What r the limitations of per capita income as criteria for developmen...
Limitations of Per Capita Income as a Criteria for Development
Per capita income is a commonly used measure to assess the level of development of a country. However, it has several limitations that need to be considered when evaluating a country's economic performance.
1. Doesn't account for income inequality
Per capita income is calculated by dividing the total income of a country by its population. This measure does not take into account the distribution of income among the population. A country with a high per capita income may still have a significant proportion of its population living in poverty, and income inequality can lead to social and economic instability.
2. Ignores non-monetary factors
Per capita income measures only the monetary value of goods and services produced in a country. It ignores non-monetary factors such as education, health care, and access to basic services like clean water and sanitation. A country with a high per capita income may still have poor social indicators, indicating that the population's quality of life is not improving.
3. Doesn't account for external factors
Per capita income is affected by external factors such as exchange rates, inflation, and international trade. A country's economic performance may be influenced by its economic policies, but it can also be affected by global economic conditions that are beyond its control.
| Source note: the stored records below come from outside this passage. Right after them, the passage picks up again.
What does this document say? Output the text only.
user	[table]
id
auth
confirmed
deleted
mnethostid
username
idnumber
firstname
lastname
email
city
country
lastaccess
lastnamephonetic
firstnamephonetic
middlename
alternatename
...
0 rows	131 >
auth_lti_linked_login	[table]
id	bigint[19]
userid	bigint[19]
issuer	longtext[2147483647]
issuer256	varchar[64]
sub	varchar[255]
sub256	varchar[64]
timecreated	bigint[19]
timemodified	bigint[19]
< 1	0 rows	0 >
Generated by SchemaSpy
4. Doesn't reflect informal economy
Per capita income calculations only consider formal economic activity, which means that it does not reflect the informal economy, such as cash-based transactions and activities that are not reported to the government. In many developing countries, the informal economy is significant, and it can account for a significant portion of economic activity.
5. Ignores environmental sustainability
Per capita income does not account for environmental sustainability. Countries with high levels of economic growth may also have high levels of pollution, deforestation, and other environmental problems. These issues can have long-term negative impacts on social and economic development.
In conclusion, while per capita income is a useful measure of economic development, it has several limitations that need to be considered. Policymakers and analysts should use a broader range of indicators to evaluate a country's economic performance and development.